Fine-tuning experiment for generating news headlines from short article descriptions using facebook/bart-base and LoRA adapters.
This was built as a DAT410 Design of AI Systems course project at Chalmers University in Spring 2025 with Elvina Fahlgren. The project received 100/100, and the original course report is available at docs/report.pdf.
The project explores whether parameter-efficient fine-tuning can adapt a pretrained sequence-to-sequence model to headline generation under limited compute.
Key technical pieces:
- Fine-tuning
facebook/bart-basefor description-to-headline generation - Parameter-efficient training with LoRA instead of updating all model weights
- Hugging Face
transformers,datasets,evaluate, andpeft - Exploratory analysis of the HuffPost News Category Dataset
- Training and evaluation in Google Colab on an A100 GPU
- Scriptable training, evaluation, and inference entry points for reproducibility
| Area | Details |
|---|---|
| Task | Generate a headline from a short news description |
| Dataset | HuffPost News Category Dataset, about 209k articles |
| Base model | facebook/bart-base |
| Adaptation method | LoRA on BART attention projection layers |
| Trainable parameters | 442,368 of 139,862,784, about 0.32% |
| Training environment | Google Colab Pro, A100 GPU, fp16 |
| Batch size | 16 |
| Saved notebook output | Evaluation after epoch 5 |
The committed notebook reports:
eval_loss: 4.6797
eval_bleu: 0.5041
epoch: 5.0
Important: the notebook's compute_metrics function multiplies Hugging Face's raw BLEU value by 100 before returning it. That means the reported eval_bleu: 0.5041 corresponds to raw corpus BLEU of about 0.005.
This should not be read as 0.50 raw BLEU or 50% BLEU. The result is best understood as a working fine-tuning pipeline built under course constraints, not as a model optimized for production headline quality.
For headline generation, BLEU is also a limited metric: many valid headlines can share little exact n-gram overlap with the reference. A stronger follow-up would add ROUGE, BERTScore, qualitative examples, and a reproducible evaluation script.
.
|-- configs/
| `-- default.json
|-- docs/
| `-- report.pdf
|-- notebooks/
| |-- 01_final_model.ipynb
| `-- 02_load_and_explore.ipynb
|-- src/
| |-- data.py
| |-- evaluate.py
| |-- infer.py
| |-- metrics.py
| |-- modeling.py
| `-- train.py
|-- .gitignore
|-- requirements.txt
`-- README.md
Run these in order:
notebooks/02_load_and_explore.ipynbexplores the dataset, category distribution, word counts, and missing values.notebooks/01_final_model.ipynbloads BART, applies LoRA, preprocesses the dataset, trains, evaluates, and prints sample predictions.
The dataset is not included in this repository.
Use the Kaggle "News Category Dataset" by Rishabh Misra. The notebooks expect the JSON file at:
/content/drive/MyDrive/News_Category_Dataset_v3.json
The training notebook also writes checkpoints to:
/content/drive/MyDrive/checkpoints
The original run was done in Google Colab. The repository now also includes script entry points so the workflow can be rerun outside the notebooks.
Install dependencies:
pip install -r requirements.txtThe default config expects the Kaggle dataset at:
/content/drive/MyDrive/News_Category_Dataset_v3.json
To use a different location, edit data.dataset_path in configs/default.json.
python -m src.train --config configs/default.jsonThis trains LoRA adapters with a fixed train/test split seed and writes checkpoints to:
checkpoints/bart-lora-headline
Evaluate a trained adapter:
python -m src.evaluate \
--config configs/default.json \
--adapter-path checkpoints/bart-lora-headline/finalOmit --adapter-path to evaluate the base facebook/bart-base model as a baseline.

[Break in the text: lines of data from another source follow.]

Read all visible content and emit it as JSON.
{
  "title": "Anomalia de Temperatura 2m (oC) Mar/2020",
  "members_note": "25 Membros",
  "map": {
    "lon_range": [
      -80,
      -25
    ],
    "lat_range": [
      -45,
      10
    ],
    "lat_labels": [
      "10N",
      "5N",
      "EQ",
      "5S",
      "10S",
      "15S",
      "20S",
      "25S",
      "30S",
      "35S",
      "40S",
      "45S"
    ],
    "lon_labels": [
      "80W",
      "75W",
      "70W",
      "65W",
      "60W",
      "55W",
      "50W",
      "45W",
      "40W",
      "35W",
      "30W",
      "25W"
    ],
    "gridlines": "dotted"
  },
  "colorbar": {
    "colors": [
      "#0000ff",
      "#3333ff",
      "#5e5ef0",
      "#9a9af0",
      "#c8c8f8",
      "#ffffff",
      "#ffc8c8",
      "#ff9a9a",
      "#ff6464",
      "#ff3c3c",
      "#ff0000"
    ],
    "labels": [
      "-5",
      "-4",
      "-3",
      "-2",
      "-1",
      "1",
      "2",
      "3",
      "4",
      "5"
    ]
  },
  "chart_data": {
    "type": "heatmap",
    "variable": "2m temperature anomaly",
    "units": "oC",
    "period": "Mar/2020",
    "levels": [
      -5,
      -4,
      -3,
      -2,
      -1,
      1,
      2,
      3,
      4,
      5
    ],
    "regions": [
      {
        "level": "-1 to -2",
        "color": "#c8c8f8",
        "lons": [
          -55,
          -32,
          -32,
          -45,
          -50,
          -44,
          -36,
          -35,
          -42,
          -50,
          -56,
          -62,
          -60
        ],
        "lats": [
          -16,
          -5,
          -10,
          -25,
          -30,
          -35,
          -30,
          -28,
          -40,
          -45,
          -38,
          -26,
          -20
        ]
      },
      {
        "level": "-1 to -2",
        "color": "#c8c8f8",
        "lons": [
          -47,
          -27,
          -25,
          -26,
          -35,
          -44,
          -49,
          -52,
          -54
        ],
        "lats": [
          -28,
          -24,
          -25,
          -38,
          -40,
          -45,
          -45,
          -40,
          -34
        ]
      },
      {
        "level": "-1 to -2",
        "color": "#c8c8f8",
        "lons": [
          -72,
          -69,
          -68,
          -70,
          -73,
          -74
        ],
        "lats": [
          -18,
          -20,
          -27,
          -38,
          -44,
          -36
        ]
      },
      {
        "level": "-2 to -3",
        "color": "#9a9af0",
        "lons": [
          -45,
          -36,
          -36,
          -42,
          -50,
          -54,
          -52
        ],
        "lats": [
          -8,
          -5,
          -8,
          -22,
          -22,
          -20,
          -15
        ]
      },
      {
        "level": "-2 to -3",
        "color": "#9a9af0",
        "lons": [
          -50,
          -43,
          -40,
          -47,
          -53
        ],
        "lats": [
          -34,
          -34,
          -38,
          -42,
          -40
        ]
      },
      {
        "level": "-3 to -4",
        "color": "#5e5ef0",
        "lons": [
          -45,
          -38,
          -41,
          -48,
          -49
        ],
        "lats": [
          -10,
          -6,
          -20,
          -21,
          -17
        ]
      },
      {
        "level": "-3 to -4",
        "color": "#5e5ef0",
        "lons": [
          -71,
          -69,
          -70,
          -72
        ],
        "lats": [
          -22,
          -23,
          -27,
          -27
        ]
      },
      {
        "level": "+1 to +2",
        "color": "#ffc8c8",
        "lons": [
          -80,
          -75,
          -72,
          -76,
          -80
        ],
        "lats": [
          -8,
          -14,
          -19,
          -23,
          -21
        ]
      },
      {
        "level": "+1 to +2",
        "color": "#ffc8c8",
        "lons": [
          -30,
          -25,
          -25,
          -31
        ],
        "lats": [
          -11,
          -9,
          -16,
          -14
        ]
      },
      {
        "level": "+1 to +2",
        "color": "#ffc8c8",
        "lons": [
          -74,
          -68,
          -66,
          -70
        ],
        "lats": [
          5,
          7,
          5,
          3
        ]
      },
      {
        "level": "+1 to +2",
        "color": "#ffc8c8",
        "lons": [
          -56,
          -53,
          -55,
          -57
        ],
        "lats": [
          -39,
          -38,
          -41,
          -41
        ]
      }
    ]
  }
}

For a quick smoke test on a smaller subset:
python -m src.evaluate \
--config configs/default.json \
--adapter-path checkpoints/bart-lora-headline/final \
--limit 100The script writes aggregate metrics and sample predictions under results/.
Generate a headline from one description:
python -m src.infer \
--config configs/default.json \
--adapter-path checkpoints/bart-lora-headline/final \
--text "A short news article description goes here."Omit --adapter-path to generate with the base model.
- Download
News_Category_Dataset_v3.jsonfrom Kaggle. - Upload it to the Google Drive path shown above.
- Run the exploration notebook.
- Run the final model notebook on a GPU runtime.
This repository currently preserves the course-project version of the work. Before treating it as a fully reproducible ML project, these items should be cleaned up:
- Add markdown explanations inside the notebooks.
- Rerun the new script pipeline and commit a clean metric table plus sample predictions.
- Add BERTScore and a stronger baseline comparison.
- Add an inference-only demo path.
- Add a license and clearer dataset usage notes.
Group project by Harry Denell and Elvina Fahlgren for DAT410, Chalmers University.